Similar genetic changes found in some people with ADHD and in some with autism may help explain why children with the hyperactivity disorder often have symptoms of other developmental disorders, a new study reports.
The study identified several genetic changes that are present in a small portion of both attention deficit hyperactivity disorder (ADHD) patients and autism patients, and that are absent in people without these disorders.
Although it has been known that some autism and ADHD patients have certain rare genes in common, this is the first study "to compare the two conditions head to head, in an identical way," said study researcher Russell Schachar, senior scientist of psychiatry at the Hospital for Sick Children in Toronto.
In addition to finding a genetic overlap between the conditions, the study identified several genes not previously known to be involved in ADHD.
The research was published online Aug. 10 in the journal Science Translational Medicine.
Attention and autism
ADHD, a condition characterized by inattention, hyperactivity and impulsiveness, affects 4 percent of school-age children worldwide.
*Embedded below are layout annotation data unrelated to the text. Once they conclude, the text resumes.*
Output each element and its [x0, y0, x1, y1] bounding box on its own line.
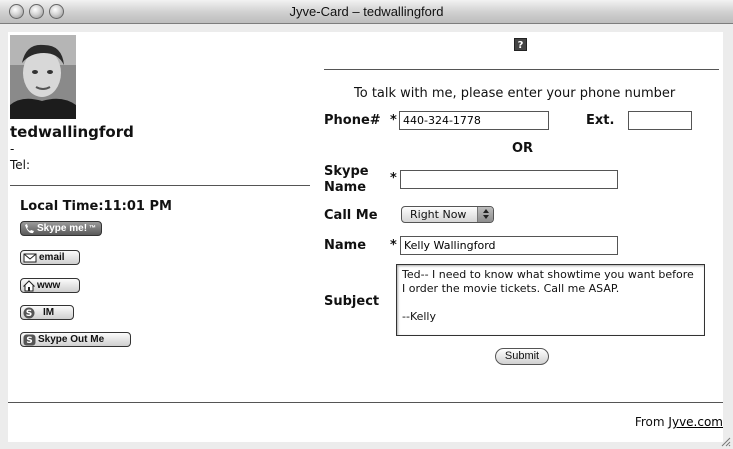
skype-name-label: Skype Name [324, 164, 369, 195]
skype-out-icon: S [23, 334, 36, 346]
profile-username: tedwallingford [10, 123, 134, 141]
call-me-value: Right Now [410, 208, 467, 221]
form-prompt: To talk with me, please enter your phone… [354, 86, 676, 101]
trademark-mark: ™ [89, 225, 97, 232]
subject-label: Subject [324, 294, 380, 309]
window-content: tedwallingford - Tel: Local Time:11:01 P… [0, 24, 733, 449]
house-icon [23, 279, 35, 291]
name-label: Name [324, 238, 367, 253]
footer: From Jyve.com [635, 415, 723, 429]
skype-me-label: Skype me! [37, 223, 88, 234]
subject-textarea[interactable]: Ted-- I need to know what showtime you w… [396, 264, 705, 336]
im-button[interactable]: S IM [20, 305, 74, 320]
profile-dash: - [10, 142, 15, 156]
www-button[interactable]: www [20, 278, 80, 293]
call-me-label: Call Me [324, 208, 378, 223]
skype-name-input[interactable] [400, 170, 618, 189]
help-icon[interactable]: ? [514, 38, 527, 51]
skype-me-button[interactable]: Skype me! ™ [20, 221, 102, 236]
skype-out-label: Skype Out Me [38, 334, 105, 345]
jyve-link[interactable]: Jyve.com [668, 415, 723, 429]
skype-logo-icon: S [23, 307, 35, 319]
jyve-card: tedwallingford - Tel: Local Time:11:01 P… [8, 32, 723, 442]
window-title: Jyve-Card – tedwallingford [289, 4, 444, 19]
divider [324, 69, 719, 70]
email-button[interactable]: email [20, 250, 80, 265]
phone-label: Phone# [324, 113, 381, 128]
skype-out-button[interactable]: S Skype Out Me [20, 332, 131, 347]
ext-input[interactable] [628, 111, 692, 130]
required-mark: * [390, 238, 397, 253]
www-label: www [37, 280, 61, 291]
footer-from: From [634, 415, 665, 429]
submit-button[interactable]: Submit [495, 348, 549, 365]
required-mark: * [390, 171, 397, 186]
call-me-select[interactable]: Right Now [401, 206, 494, 223]
updown-arrow-icon [477, 207, 493, 222]
resize-grip-icon[interactable] [719, 435, 731, 447]
ext-label: Ext. [586, 113, 615, 128]
title-bar: Jyve-Card – tedwallingford [0, 0, 733, 24]
divider [10, 185, 310, 186]
name-input[interactable]: Kelly Wallingford [400, 236, 618, 255]
email-label: email [39, 252, 65, 263]
envelope-icon [23, 253, 37, 263]
or-separator: OR [512, 141, 534, 156]
phone-icon [25, 223, 34, 233]
divider [8, 402, 723, 403]
avatar [10, 35, 76, 119]
phone-input[interactable]: 440-324-1778 [399, 111, 549, 130]
local-time: Local Time:11:01 PM [20, 199, 172, 214]
required-mark: * [390, 113, 397, 128]
profile-tel-label: Tel: [10, 158, 31, 172]
svg-text:S: S [26, 309, 32, 319]
im-label: IM [43, 307, 55, 318]
svg-text:S: S [26, 336, 32, 346]
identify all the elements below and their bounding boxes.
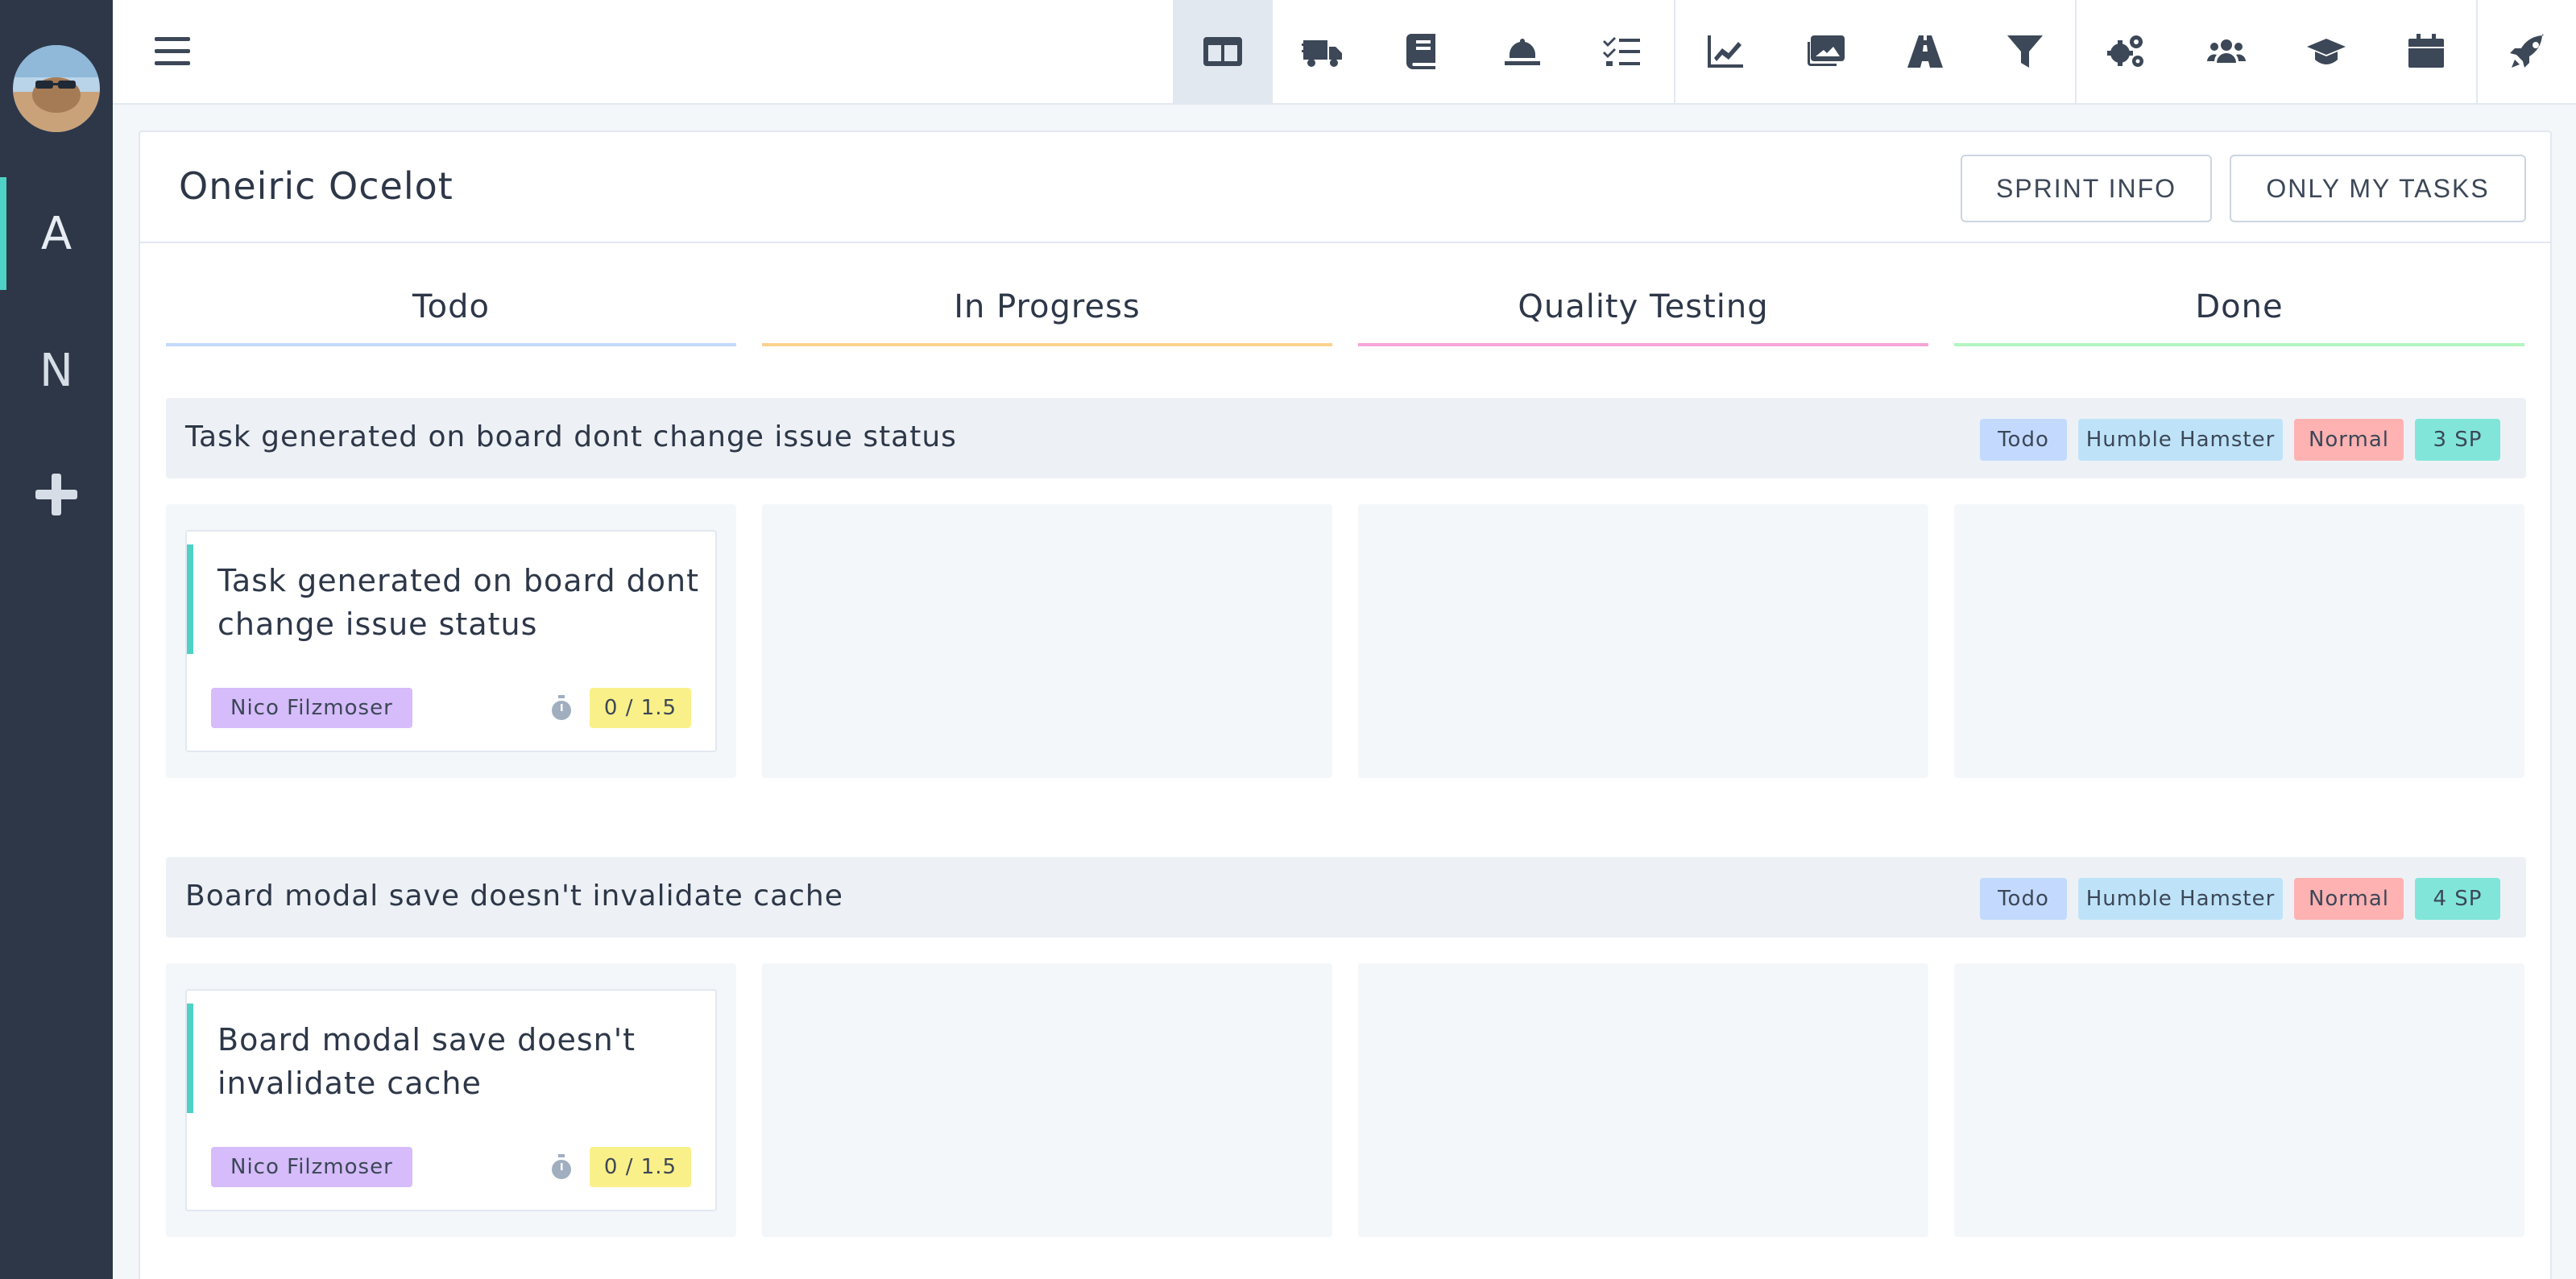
nav-learn[interactable] (2276, 0, 2376, 103)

Autism and its related disorders, whose symptoms include difficulty with social interactions and communication, affect approximately one of every 300 children. Scientists suspect that a combination of environmental and inherited factors leads to both conditions, but the specifics of the genetic pathways involved remain unclear, the researchers said.
Over the course of five years, the study researchers collected DNA and behavioral data from 248 children with ADHD and from 349 children with autism. Because these conditions can be misdiagnosed, the researchers first made sure the participants truly had them.
"We do one of the most painstaking kinds of assessments in ADHD literature," Schachar said. "It took essentially a day per participant."
The researchers analyzed the DNA of both groups of children, looking for a type of genetic change known as copy number variations (CNVs). In CNVs, a stretch of DNA includes a certain sequence repeated either too many or too few times. When the researchers compared the CNVs of ADHD patients with those of the autistic patients, they discovered several CNVs common to some members of both groups.
Twenty-two kids with ADHD had a CNV not found in healthy kids, and five of those kids had CNVs that also appeared in nine kids with autism, Schachar said.
"I would just characterize that as a modest amount of overlap, but overlap nonetheless," Schachar told MyHealthNewsDaily.
A link to other psychiatric disorders
"It's an interesting paper," said Dr. Joachim Hallmayer, associate professor of psychiatry at Stanford University who was not involved with the study.
But because Schachar's team found only a small number of instances of shared CNVs, Hallmayer said, "the big question is whether there are more of these rare alleles."
Schachar acknowledged that the number of ADHD and autism patients with these CNVs in common is small, but said it is still significant. The take-away message of the study is that "the genetic aspects of ADHD may be shared with other neurodevelopmental disorders, and we better figure out how that works," he said.
The specific find that Schachar called "most exciting" was the prevalence of mutations in the gene ASTN2, which is involved in the development of neurons. After discovering CNVs in ASTN2 in a few kids in both the ADHD and autism groups, the researchers further analyzed all the DNA samples from both groups of kids, and discovered other types of changes in that gene in eight more children with ADHD, and nine with autism.
These findings may indicate that disruption of this gene "is associated with a higher risk for neurophsychiatric disorder in general," the authors reported.
"Clearly these are genes that affect the development of the brain," Schachar said. But why changes in these genes "would be shaped into one disorder in one person and a different disorder in another person is going to be a question for a long time, I'm sure."
Pass it on: There is a genetic link between some cases of ADHD and autism.